Abstract
Traditional methods in reliability analysis mainly rely on scarce failure data and can no longer fully support modern reliability-related managerial decisions. In contrast, the evolution of sensor and monitoring technologies lead to new opportunities for data-driven methods in enhancing reliability and maintainability of many industrial systems. By employing on a large volume of real-time sensor data regarding to system degradation and characteristics, data-driven methods have been intensely investigated in both literature and practice to address various reliability-related topics, such as fault detection, reliability evaluation, remaining useful life (RUL) estimation, and maintenance optimization. Although quite large literature is presented for data-driven reliability analysis, several open research issues remain to be resolved. The thesis develops and employs advanced data-driven approaches to investigate the RUL estimation, maintenance optimization and reliability evaluation issues for bridging specified research gaps and meeting detailed considerations.Firstly, we study two problems of RUL estimation of degrading systems by taking advantage of the multi-dimensional, timeseries data trajectories:
RUL estimation under unbalanced data trajectory. Along with wide application of sensors, multidimensional timeseries data are commonly available for remaining useful life (RUL) estimation. In RUL estimation, the data trajectories in the training set contain the data up to the units’ failure while the data trajectories in the testing set do not. Although this fact has a significant negative effect on the accuracy of RUL estimation, it is considered by few literature. To deal with this, we propose a joint data-driven approach that adapts two models, AdaBoost regression and Long Short-Term Memory (LSTM), to estimate the RUL based on data trajectory extension. The proposed approach adapts the LSTM to learn the time series dependencies of training data and then extend the trajectories of testing data, aiming at reducing the variance of the lengths of data trajectory between the training and testing sets. Then, the proposed approach adapts the AdaBoost regression to estimate the RUL using the extended time series data. The proposed approach is competitive with state-of-the-art methods by demonstrating on two degradation datasets.
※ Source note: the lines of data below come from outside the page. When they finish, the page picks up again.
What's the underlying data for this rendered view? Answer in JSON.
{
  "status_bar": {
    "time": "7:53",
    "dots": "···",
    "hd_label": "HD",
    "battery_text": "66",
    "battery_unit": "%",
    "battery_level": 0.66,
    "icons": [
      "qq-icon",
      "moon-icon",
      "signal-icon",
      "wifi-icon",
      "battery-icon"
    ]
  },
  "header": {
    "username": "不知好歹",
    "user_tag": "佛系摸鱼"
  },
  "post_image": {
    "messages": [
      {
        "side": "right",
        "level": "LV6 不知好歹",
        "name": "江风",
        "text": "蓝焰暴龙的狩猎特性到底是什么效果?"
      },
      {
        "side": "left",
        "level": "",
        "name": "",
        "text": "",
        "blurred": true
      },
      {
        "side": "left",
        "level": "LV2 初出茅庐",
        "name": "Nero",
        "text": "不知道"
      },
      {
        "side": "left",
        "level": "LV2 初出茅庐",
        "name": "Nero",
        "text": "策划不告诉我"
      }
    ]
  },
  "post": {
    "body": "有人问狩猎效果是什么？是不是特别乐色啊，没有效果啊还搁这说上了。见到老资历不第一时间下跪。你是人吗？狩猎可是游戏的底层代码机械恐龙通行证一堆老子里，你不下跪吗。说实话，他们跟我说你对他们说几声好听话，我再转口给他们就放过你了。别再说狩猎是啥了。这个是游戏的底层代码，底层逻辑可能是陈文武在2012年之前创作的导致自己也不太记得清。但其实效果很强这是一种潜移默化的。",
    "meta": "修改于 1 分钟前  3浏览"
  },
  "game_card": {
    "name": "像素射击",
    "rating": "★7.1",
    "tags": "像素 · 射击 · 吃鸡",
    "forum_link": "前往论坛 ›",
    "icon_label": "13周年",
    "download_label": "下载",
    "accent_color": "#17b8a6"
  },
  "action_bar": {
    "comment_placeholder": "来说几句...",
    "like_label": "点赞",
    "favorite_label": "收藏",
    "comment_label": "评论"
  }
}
Bayesian degradation inference for RUL estimation with objective prior selection. With multiple sensors are used to assemble degradation signals from the same unit, Bayesian multisensor degradation modeling is often established to predict the RUL. However, one challenging question that remains to be resolved is how to select and construct a prior distribution for the random-effect parameter that captures the unit-to-unit heterogeneity on distinct sensor measurements. Motivated by objective Bayesian inference, we propose to use the Jeffreys prior to construct the prior of random-effect parameters in Bayesian degradation modeling. We present two critical results. (1) The Jeffreys prior for the random-effect parameters in the parameter space is a uniform prior for the degradation path models in the model space. (2) The Jeffreys prior maximizes the mutual information between the random-effect parameters and the observed multisensor degradation data. Result (1) is consistent with the parameterization-invariance property of noninformative priors. This property expresses the prior ignorance about the unit-to-unit heterogeneity as a uniform prior in the model space, and thus allows objective Bayesian inference in degradation modeling. Result (2) enables learning the unit heterogeneity as much as possible from limited degradation data. For the application of the Jeffreys prior in multisensor degradation modeling, we facilitate a supervised classification framework for unit health prognosis.
Afterward, considering that the degradation formulation is usually unknown for a system working in practice, the following work explores the CBM optimization for continuous degrading systems:
CBM optimization under unknown degradation formulation. CBM policy has often been established on degradation models. However, the formulas of the degradation processes are usually unknown and hard to be determined for a system working in practice. To optimize the CBM policy under nonideal conditions regarding to the availability of prior information of degradation formulation, we develop a model-based reinforcement learning approach. The developed approach determines maintenance actions for each degradation state at each inspection time over a finite planning horizon, supposing that the degradation formula is known or unknown. At each inspection time, the developed approach attempts to learn an optimal assessment value for each maintenance action to be performed at each degradation state. The assessment value quantifies the goodness of each state-action pair in terms of minimizing the accumulated maintenance costs over the planning horizon. To optimize the assessment values when a well-defined degradation formula is known, we customize a Q-learning method with model-based acceleration. When the degradation formula is unknown or hard to be determined, we develop a Dyna-Q method with maintenance-oriented improvements, in which an environment model capturing the degradation pattern under different maintenance actions is learned at first; Then, the assessment values are optimized while considering the stochastic behavior of the system degradation. The final maintenance policy is acquired by performing the maintenance actions associated with the highest assessment values. Numerical examples are presented to illustrate the applications.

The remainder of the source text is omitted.